Accès guidé par voie endoscopique

L’accès endoscopique rétrograde permet lors d’une NLPC de réduire le nombre d’accès pour compléter le résultat. Cet accès rétrograde a également été utilisé pour faciliter l’accès percutané. Ainsi, afin de permettre une ponction ayant échoué sous guidage fluoroscopique, Grasso et al. ont décrit un guidage de la ponction par un urétéroscope souple introduit par voie rétrograde dans les cavités pyélocalicielles. Cet artifice a été repris par Kidd et Conlin , Landman et al. et Khan et al. et généralisé par ces équipes à tous les accès percutanés du rein en raison de l’utilisation possible des gaines d’accès urétérales facilitant la mise en place des fibroscopes. Il est ainsi possible de suivre de visu l’arrivée de l’aiguille de ponction à travers la papille du calice choisi et visé sous fluoroscopie, la progression du guide, la dilatation par le ballon et le positionnement adéquat de la gaine d’accès sans léser la paroi calicielle antérieure ou l’infundibulum caliciel.
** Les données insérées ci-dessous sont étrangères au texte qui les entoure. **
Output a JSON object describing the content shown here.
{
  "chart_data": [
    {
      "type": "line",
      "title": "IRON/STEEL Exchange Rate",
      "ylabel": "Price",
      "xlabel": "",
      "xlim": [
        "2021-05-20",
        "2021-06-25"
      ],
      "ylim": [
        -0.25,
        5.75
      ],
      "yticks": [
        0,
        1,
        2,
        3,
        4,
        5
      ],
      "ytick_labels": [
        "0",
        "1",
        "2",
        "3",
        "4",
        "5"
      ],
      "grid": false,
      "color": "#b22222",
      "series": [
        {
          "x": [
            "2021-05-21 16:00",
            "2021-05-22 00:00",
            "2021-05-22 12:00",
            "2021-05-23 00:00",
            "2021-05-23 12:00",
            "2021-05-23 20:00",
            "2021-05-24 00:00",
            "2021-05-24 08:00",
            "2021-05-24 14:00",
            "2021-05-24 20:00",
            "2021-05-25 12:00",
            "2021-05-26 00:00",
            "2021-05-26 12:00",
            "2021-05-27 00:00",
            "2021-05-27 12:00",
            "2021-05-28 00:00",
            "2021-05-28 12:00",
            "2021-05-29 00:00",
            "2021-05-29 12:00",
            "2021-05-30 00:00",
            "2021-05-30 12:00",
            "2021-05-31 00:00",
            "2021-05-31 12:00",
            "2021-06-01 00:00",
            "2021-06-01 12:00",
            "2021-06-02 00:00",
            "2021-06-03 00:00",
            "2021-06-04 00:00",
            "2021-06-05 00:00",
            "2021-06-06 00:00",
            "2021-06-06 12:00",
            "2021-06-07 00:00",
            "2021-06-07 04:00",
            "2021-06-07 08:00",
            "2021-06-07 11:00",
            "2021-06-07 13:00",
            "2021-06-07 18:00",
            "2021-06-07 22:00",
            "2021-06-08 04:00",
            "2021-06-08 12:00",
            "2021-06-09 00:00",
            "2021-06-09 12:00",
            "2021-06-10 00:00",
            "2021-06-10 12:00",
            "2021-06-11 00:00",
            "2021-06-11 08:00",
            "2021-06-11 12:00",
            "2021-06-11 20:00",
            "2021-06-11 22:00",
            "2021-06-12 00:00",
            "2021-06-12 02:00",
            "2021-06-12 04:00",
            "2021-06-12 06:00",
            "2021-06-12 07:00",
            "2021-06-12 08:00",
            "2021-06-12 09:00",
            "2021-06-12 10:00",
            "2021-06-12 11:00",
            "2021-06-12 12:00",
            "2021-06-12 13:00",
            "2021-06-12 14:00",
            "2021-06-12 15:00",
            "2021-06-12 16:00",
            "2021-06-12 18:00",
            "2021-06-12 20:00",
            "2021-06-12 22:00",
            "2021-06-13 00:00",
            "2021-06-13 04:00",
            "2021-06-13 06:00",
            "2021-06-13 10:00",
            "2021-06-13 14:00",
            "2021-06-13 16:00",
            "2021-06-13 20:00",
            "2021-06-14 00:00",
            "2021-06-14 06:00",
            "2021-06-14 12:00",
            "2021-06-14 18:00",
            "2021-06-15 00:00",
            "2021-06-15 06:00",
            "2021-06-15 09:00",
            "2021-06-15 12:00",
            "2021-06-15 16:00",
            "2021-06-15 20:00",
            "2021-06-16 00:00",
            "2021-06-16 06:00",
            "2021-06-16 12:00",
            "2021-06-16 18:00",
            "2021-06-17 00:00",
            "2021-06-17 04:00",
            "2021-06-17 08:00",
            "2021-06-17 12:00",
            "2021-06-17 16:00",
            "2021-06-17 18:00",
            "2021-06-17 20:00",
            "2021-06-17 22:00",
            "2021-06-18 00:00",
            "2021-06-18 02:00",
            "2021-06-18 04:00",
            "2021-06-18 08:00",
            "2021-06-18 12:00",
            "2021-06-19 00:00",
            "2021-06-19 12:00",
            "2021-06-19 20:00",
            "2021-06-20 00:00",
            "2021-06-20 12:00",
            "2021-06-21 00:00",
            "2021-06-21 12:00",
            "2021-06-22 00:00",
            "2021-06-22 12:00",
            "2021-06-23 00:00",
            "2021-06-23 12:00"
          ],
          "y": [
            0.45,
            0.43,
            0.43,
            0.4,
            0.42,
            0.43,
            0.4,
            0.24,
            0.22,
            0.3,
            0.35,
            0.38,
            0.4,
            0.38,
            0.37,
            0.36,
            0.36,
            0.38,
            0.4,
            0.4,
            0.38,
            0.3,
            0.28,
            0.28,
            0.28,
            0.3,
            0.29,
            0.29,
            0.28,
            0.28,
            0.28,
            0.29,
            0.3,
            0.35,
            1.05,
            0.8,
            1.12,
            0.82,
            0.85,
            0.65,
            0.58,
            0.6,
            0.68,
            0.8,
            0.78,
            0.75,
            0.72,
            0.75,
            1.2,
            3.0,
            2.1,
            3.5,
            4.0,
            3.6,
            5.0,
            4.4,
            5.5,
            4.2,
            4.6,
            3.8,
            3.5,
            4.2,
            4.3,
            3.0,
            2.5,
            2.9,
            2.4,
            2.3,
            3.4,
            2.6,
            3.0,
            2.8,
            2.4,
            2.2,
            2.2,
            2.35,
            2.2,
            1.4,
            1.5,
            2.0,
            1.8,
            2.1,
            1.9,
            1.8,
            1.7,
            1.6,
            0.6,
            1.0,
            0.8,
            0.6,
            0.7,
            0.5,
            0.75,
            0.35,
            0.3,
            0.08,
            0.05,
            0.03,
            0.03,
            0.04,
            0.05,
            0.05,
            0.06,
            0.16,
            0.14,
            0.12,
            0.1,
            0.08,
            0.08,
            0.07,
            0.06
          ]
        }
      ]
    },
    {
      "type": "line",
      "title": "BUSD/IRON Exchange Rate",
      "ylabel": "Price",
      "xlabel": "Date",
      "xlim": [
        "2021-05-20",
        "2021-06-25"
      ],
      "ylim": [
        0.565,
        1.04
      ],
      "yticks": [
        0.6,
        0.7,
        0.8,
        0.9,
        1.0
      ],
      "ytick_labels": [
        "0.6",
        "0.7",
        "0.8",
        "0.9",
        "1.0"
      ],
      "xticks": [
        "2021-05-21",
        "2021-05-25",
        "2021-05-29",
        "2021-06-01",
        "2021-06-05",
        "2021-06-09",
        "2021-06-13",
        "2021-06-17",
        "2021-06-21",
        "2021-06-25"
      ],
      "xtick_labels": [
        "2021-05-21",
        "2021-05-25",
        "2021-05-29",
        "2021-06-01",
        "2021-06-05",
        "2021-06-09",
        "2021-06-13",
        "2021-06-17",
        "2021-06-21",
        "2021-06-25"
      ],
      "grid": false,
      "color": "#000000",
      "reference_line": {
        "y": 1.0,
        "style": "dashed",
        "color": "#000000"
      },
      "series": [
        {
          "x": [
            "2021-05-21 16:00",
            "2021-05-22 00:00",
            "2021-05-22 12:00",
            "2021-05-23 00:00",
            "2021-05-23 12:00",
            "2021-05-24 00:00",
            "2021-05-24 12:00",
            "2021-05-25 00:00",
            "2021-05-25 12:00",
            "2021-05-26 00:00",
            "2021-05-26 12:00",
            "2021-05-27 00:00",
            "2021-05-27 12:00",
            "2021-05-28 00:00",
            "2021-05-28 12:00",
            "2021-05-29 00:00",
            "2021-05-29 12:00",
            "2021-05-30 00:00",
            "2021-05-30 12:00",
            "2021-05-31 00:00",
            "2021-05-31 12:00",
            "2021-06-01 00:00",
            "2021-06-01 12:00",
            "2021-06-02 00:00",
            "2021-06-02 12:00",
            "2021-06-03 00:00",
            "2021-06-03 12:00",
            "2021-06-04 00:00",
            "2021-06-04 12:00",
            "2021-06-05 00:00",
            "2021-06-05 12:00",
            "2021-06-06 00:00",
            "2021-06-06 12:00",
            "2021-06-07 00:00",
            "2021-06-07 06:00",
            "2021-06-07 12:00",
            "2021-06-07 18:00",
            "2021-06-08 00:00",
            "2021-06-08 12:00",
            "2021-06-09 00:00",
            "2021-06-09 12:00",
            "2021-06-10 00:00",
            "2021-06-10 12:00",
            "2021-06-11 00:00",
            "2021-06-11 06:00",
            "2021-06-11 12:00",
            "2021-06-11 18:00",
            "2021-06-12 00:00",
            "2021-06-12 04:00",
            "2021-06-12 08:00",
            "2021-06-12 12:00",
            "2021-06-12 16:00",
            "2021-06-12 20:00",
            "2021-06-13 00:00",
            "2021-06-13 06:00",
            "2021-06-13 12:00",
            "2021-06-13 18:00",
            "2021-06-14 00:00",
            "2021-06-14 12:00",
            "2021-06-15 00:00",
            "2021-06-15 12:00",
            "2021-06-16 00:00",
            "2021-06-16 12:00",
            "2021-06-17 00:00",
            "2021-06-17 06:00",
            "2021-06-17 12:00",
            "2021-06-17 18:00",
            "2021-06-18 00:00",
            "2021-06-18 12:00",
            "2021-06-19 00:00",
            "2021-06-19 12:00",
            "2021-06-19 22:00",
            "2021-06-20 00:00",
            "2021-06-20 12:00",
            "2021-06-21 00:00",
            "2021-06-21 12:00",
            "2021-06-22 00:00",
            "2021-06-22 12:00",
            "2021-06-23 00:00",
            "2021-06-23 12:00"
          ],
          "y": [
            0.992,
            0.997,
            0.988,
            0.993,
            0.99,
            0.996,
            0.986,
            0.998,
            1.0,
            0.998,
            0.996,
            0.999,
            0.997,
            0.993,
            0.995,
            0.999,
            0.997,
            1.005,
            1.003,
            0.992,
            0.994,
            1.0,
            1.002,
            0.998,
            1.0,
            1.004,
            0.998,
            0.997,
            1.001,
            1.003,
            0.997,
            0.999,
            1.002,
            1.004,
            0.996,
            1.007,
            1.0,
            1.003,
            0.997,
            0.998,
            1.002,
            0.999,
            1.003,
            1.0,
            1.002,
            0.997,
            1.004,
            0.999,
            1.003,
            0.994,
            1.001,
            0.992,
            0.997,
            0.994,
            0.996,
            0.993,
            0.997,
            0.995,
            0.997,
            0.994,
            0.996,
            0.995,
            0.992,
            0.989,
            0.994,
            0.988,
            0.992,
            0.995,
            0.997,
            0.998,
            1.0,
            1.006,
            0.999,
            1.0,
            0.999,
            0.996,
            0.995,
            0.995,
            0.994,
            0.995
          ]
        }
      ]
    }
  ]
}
La gaine d’accès urétéral est laissée en place pendant toute la NLPC, permettant de récupérer d’éventuels fragments et d’empêcher leur migration dans l’uretère sans avoir recours à une sonde urétérale ou à un ballon d’occlusion placé sous la jonction pyélo-urétérale.
Dans une revue récente, Deane et Clayman reprennent en détail la technique utilisée par ces équipes et rapportent une variante utilisée par Hoenig, non publiée, qui fait appel à une sonde à panier permettant de saisir le guide introduit par voie percutanée pour le faire sortir par la gaine d’accès urétérale de façon à avoir d’emblée un guide en va-et-vient de la peau lombaire au méat urétral.
Au total, la multiplication des accès permet d’améliorer le résultat en termes de sans fragment, mais au prix d’une morbidité supérieure. C’est pourquoi l’attitude actuelle est de privilégier un accès unique bien choisi, combiné si besoin avec une fibroscopie antéro- ou rétrograde.